Food Science

Targeted Metabolomics to Bioprocess Improvement

Shimadzu has produced an application note introducing a new and valuable angle to the evaluation of bioprocess by elucidating the state of metabolic pathway in which the target end product is involved.

Throughout the long history of fermentation and bioengineering, conditions that affect microbial growth have been continuously optimized to maximize the yield and quality of end product, from alcoholic beverages to biofuel production.

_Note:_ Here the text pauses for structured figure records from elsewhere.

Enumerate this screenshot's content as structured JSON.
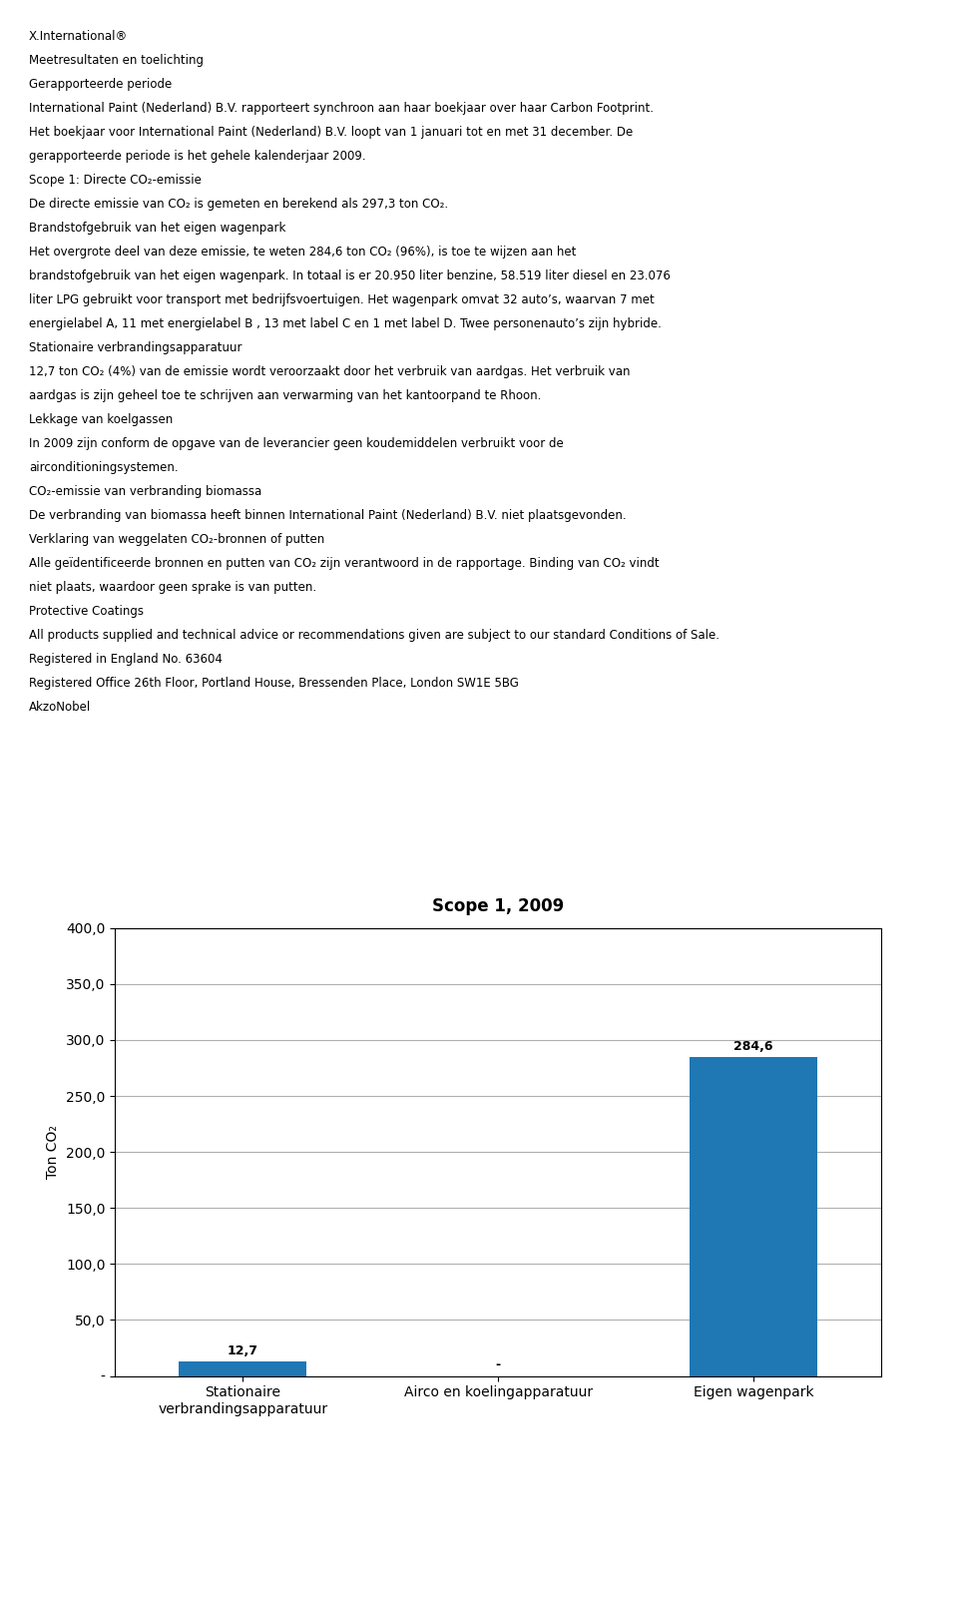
{
  "chart_data": {
    "type": "bar",
    "title": "Scope 1, 2009",
    "ylabel": "Ton CO₂",
    "categories": [
      "Stationaire\nverbrandingsapparatuur",
      "Airco en koelingapparatuur",
      "Eigen wagenpark"
    ],
    "values": [
      12.7,
      0.0,
      284.6
    ],
    "value_labels": [
      "12,7",
      "-",
      "284,6"
    ],
    "data_labels": true,
    "ylim": [
      0,
      400
    ],
    "yticks": [
      {
        "value": 0,
        "label": "-"
      },
      {
        "value": 50,
        "label": "50,0"
      },
      {
        "value": 100,
        "label": "100,0"
      },
      {
        "value": 150,
        "label": "150,0"
      },
      {
        "value": 200,
        "label": "200,0"
      },
      {
        "value": 250,
        "label": "250,0"
      },
      {
        "value": 300,
        "label": "300,0"
      },
      {
        "value": 350,
        "label": "350,0"
      },
      {
        "value": 400,
        "label": "400,0"
      }
    ],
    "grid": true,
    "annotations": [
      "X.International®",
      "Meetresultaten en toelichting",
      "Gerapporteerde periode",
      "International Paint (Nederland) B.V. rapporteert synchroon aan haar boekjaar over haar Carbon Footprint.",
      "Het boekjaar voor International Paint (Nederland) B.V. loopt van 1 januari tot en met 31 december. De",
      "gerapporteerde periode is het gehele kalenderjaar 2009.",
      "Scope 1: Directe CO₂-emissie",
      "De directe emissie van CO₂ is gemeten en berekend als 297,3 ton CO₂.",
      "Brandstofgebruik van het eigen wagenpark",
      "Het overgrote deel van deze emissie, te weten 284,6 ton CO₂ (96%), is toe te wijzen aan het",
      "brandstofgebruik van het eigen wagenpark. In totaal is er 20.950 liter benzine, 58.519 liter diesel en 23.076",
      "liter LPG gebruikt voor transport met bedrijfsvoertuigen. Het wagenpark omvat 32 auto’s, waarvan 7 met",
      "energielabel A, 11 met energielabel B , 13 met label C en 1 met label D. Twee personenauto’s zijn hybride.",
      "Stationaire verbrandingsapparatuur",
      "12,7 ton CO₂ (4%) van de emissie wordt veroorzaakt door het verbruik van aardgas. Het verbruik van",
      "aardgas is zijn geheel toe te schrijven aan verwarming van het kantoorpand te Rhoon.",
      "Lekkage van koelgassen",
      "In 2009 zijn conform de opgave van de leverancier geen koudemiddelen verbruikt voor de",
      "airconditioningsystemen.",
      "CO₂-emissie van verbranding biomassa",
      "De verbranding van biomassa heeft binnen International Paint (Nederland) B.V. niet plaatsgevonden.",
      "Verklaring van weggelaten CO₂-bronnen of putten",
      "Alle geïdentificeerde bronnen en putten van CO₂ zijn verantwoord in de rapportage. Binding van CO₂ vindt",
      "niet plaats, waardoor geen sprake is van putten.",
      "Protective Coatings",
      "All products supplied and technical advice or recommendations given are subject to our standard Conditions of Sale.",
      "Registered in England No. 63604",
      "Registered Office 26th Floor, Portland House, Bressenden Place, London SW1E 5BG",
      "AkzoNobel"
    ]
  }
}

In recent years, this is performed systematically by monitoring relevant parameters and applying the disciplines of engineering, which is a growing field of investigation known as bioprocess engineering.

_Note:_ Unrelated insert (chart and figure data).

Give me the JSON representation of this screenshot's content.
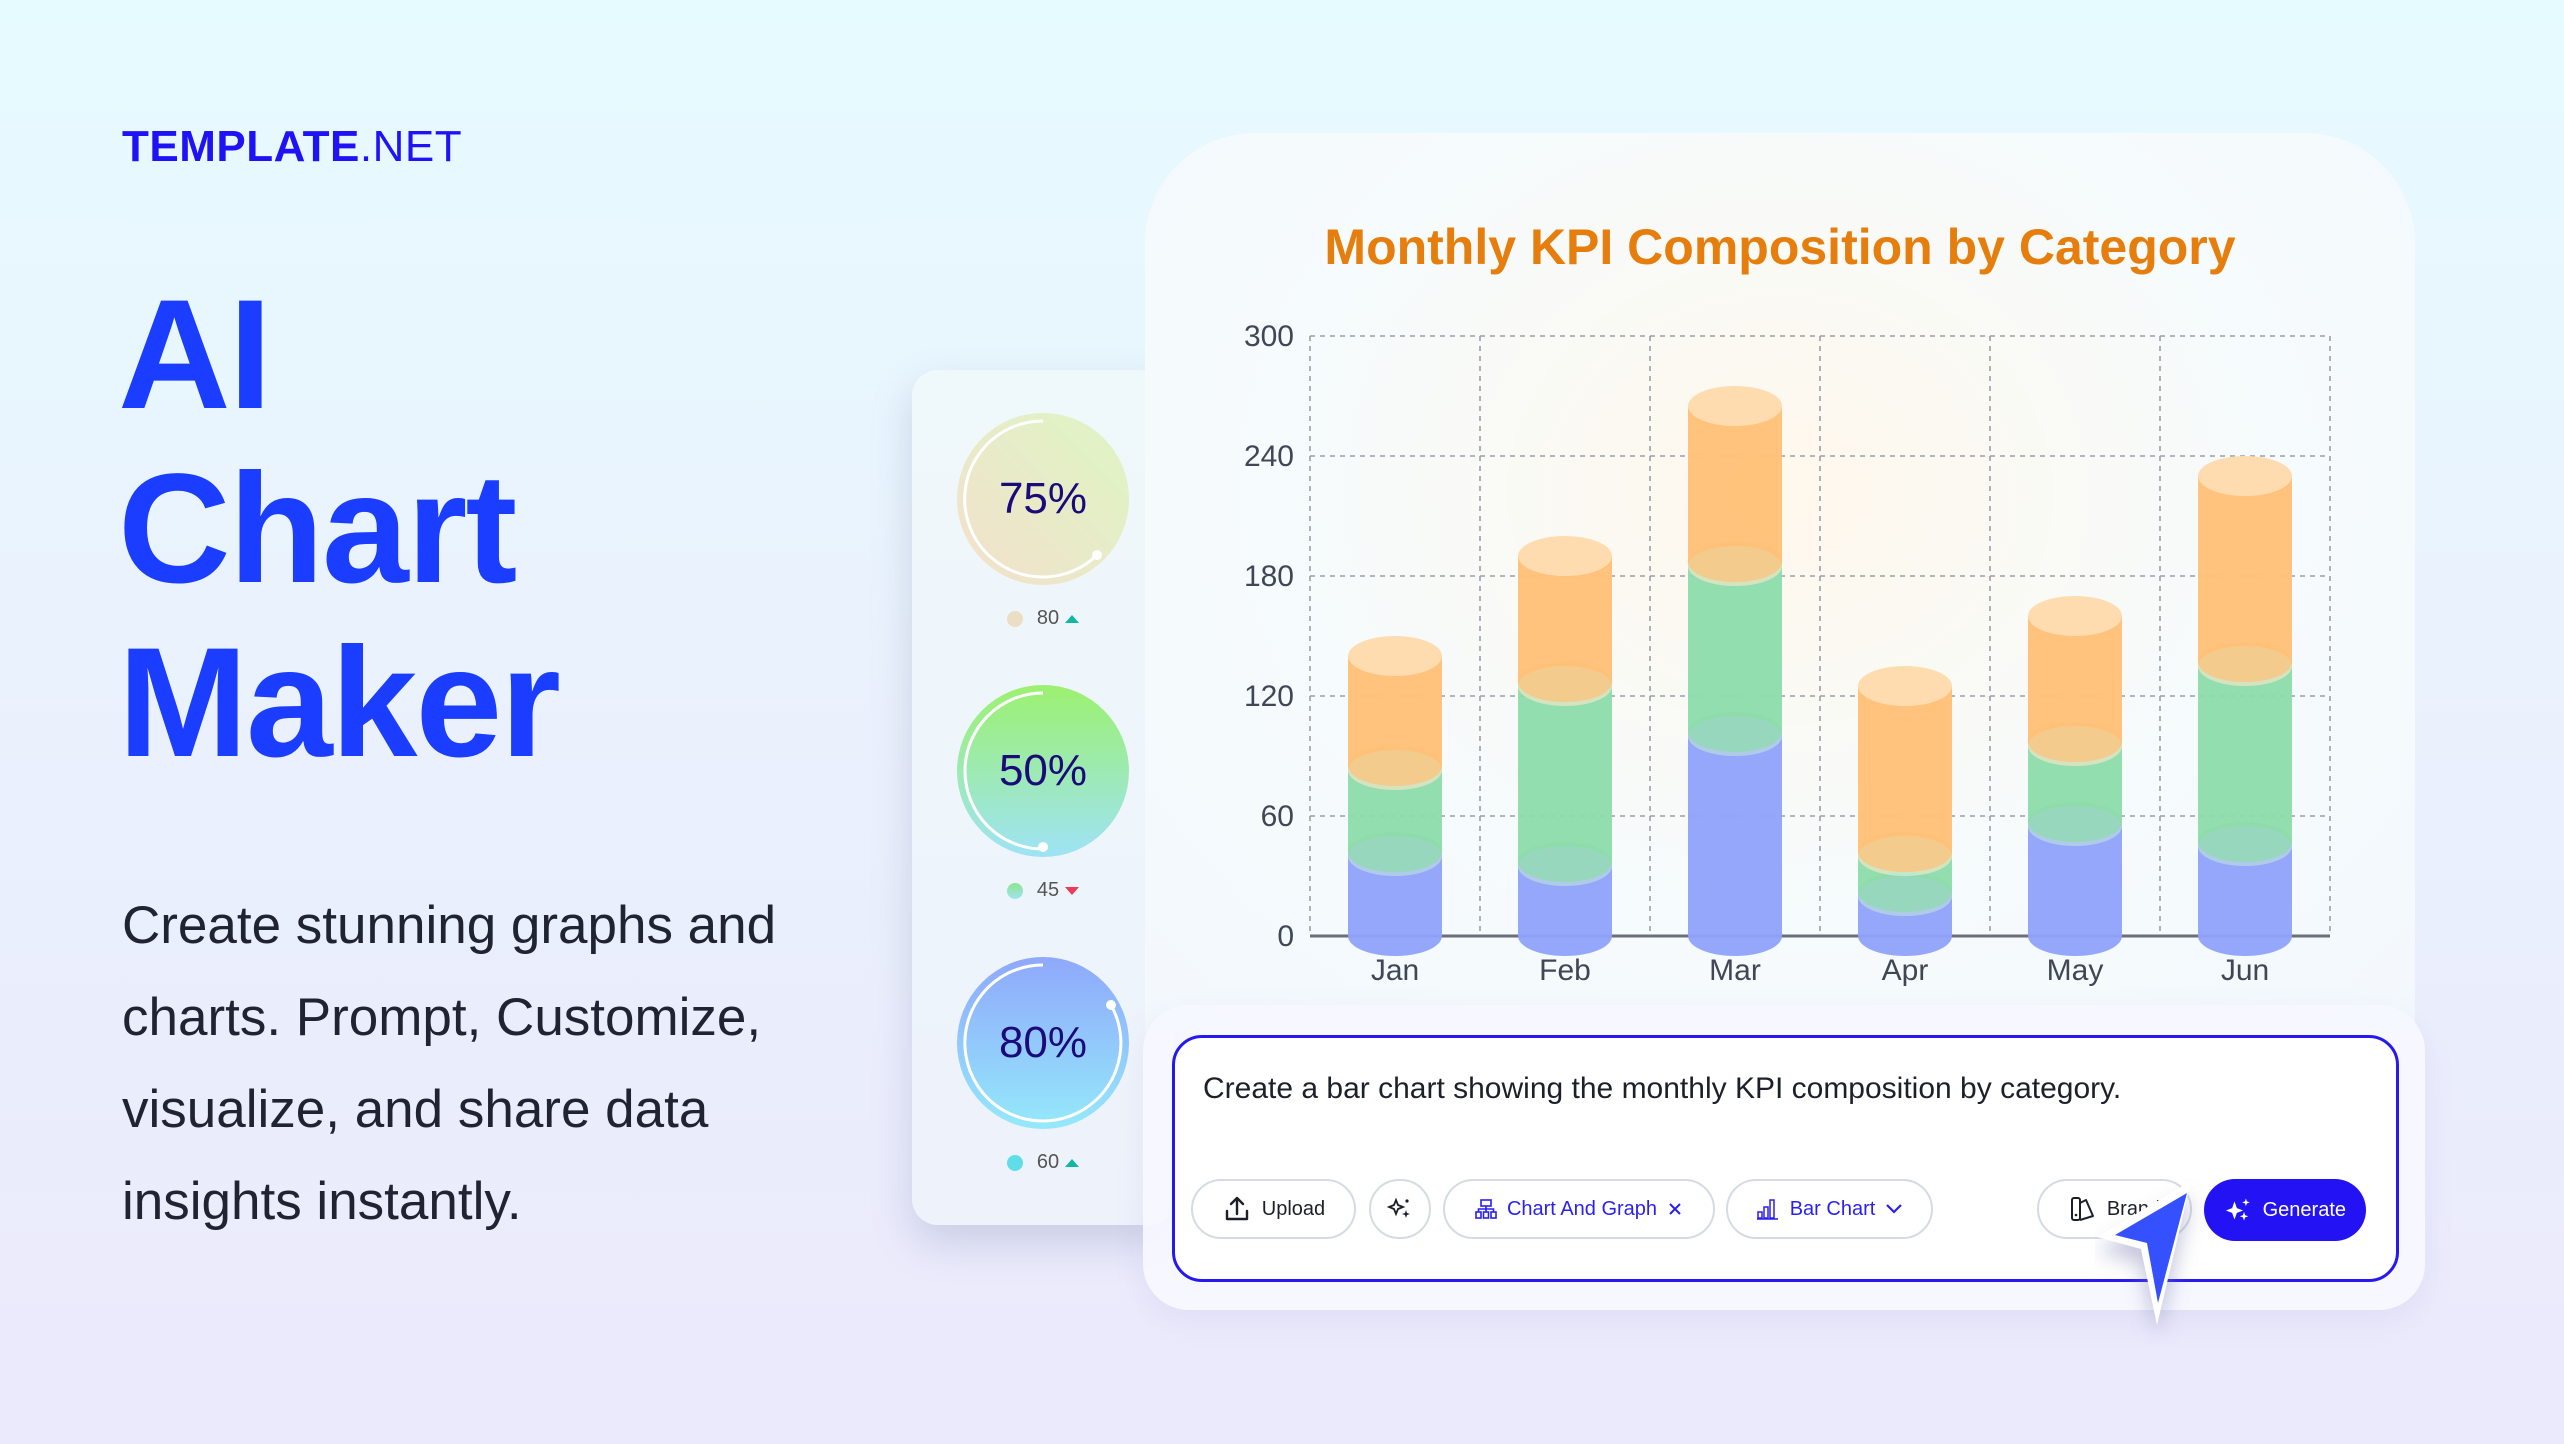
{
  "brand": {
    "logo_bold": "TEMPLATE",
    "logo_light": ".NET"
  },
  "hero": {
    "headline": [
      "AI",
      "Chart",
      "Maker"
    ],
    "description": "Create stunning graphs and charts. Prompt, Customize, visualize, and share data insights instantly."
  },
  "kpi_panel": {
    "items": [
      {
        "percent": "75%",
        "value": "80",
        "trend": "up",
        "dot_color": "#eadfc2"
      },
      {
        "percent": "50%",
        "value": "45",
        "trend": "down",
        "dot_color": "#8ee59a"
      },
      {
        "percent": "80%",
        "value": "60",
        "trend": "up",
        "dot_color": "#5fdde9"
      }
    ]
  },
  "chart_card": {
    "title": "Monthly KPI Composition by Category"
  },
  "chart_data": {
    "type": "bar",
    "stacked": true,
    "style": "3d-cylinder",
    "title": "Monthly KPI Composition by Category",
    "categories": [
      "Jan",
      "Feb",
      "Mar",
      "Apr",
      "May",
      "Jun"
    ],
    "series": [
      {
        "name": "Blue",
        "color": "#8fa2fb",
        "values": [
          40,
          35,
          100,
          20,
          55,
          45
        ]
      },
      {
        "name": "Green",
        "color": "#8ddcaa",
        "values": [
          43,
          90,
          85,
          20,
          40,
          90
        ]
      },
      {
        "name": "Orange",
        "color": "#ffc076",
        "values": [
          57,
          65,
          80,
          85,
          65,
          95
        ]
      }
    ],
    "totals": [
      140,
      190,
      265,
      125,
      160,
      230
    ],
    "xlabel": "",
    "ylabel": "",
    "yticks": [
      0,
      60,
      120,
      180,
      240,
      300
    ],
    "ylim": [
      0,
      300
    ],
    "grid": true,
    "legend": "none"
  },
  "prompt": {
    "text": "Create a bar chart showing the monthly KPI composition by category.",
    "buttons": {
      "upload": "Upload",
      "chart_and_graph": "Chart And Graph",
      "bar_chart": "Bar Chart",
      "brand": "Brand",
      "generate": "Generate"
    }
  },
  "colors": {
    "accent": "#2312f4",
    "headline": "#1a3dff",
    "title_orange": "#e57e0c"
  }
}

In this application note metabolomic analysis of E.coli extracts have been performed by fast, label-free methods using LC-MS/MS (supplied as the Method Package for Primary Metabolites), which were able to simultaneously monitor the levels of sulfur-containing metabolites, such as cysteine, glutathione, methionine, as well as other metabolites downstream and upstream of the pathway.

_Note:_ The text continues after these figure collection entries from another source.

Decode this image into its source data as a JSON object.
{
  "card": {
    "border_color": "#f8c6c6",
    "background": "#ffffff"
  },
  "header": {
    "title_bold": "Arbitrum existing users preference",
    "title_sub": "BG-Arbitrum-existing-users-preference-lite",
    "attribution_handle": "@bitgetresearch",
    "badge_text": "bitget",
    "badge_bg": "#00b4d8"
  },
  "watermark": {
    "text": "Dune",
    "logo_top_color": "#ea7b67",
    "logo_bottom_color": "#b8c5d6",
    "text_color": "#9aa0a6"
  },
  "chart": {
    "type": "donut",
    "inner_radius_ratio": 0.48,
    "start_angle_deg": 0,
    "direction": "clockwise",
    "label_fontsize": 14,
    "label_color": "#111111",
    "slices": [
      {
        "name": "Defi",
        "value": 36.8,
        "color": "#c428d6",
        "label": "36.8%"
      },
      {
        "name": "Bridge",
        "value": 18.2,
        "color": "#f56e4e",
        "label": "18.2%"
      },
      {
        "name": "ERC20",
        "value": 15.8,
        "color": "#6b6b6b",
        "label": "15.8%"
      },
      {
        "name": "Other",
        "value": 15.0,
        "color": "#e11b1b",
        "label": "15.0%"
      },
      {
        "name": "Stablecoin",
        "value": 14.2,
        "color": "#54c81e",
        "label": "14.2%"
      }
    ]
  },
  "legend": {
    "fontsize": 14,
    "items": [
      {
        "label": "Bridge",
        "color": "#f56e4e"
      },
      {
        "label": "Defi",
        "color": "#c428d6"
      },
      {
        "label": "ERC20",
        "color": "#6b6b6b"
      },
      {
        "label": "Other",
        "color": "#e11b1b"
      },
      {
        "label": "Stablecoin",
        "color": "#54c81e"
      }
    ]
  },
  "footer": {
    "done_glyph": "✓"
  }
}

E. coli was cultured in minimal media to which thiosulfuric acid or sulfuric acid was added as a sulfur
source. To evaluate metabolic changes during culture, some E. coli were collected from the culture suspension at 3, 4, 5, 6, 7, 8, and 9 hours of culture. The optical density (OD) of the collected E. coli was measured before the media components and E. coli were quickly separated by filtration. E. coli extract was then prepared by breaking down the isolated E. coli in methanol. After removing methanol by centrifugal concentration, the extract was adjusted to an appropriate dilution with ultrapure water and used for LC-MS analysis. Metabolites were analysed simultaneously using the analytical conditions of an ion
pairing method (LCMS-8040) and non-ion pairing method (LCMS-8050) obtained from an LC-MS method
package [primary metabolites].

In this application note it was observed how metabolites change during the course of E. coli culture, focusing on sulfur containing metabolites that are linked to cysteine production. The time-course changes in the abundance of metabolites were compared between the same bacterial strain cultured with media supplemented with either thiosulfate or sulfate. The results highlighted how different sectors of the metabolic pathway were affected by respective supplementation of ingredient. This approach is expected to facilitate the designing of bioprocess or manipulation of strain.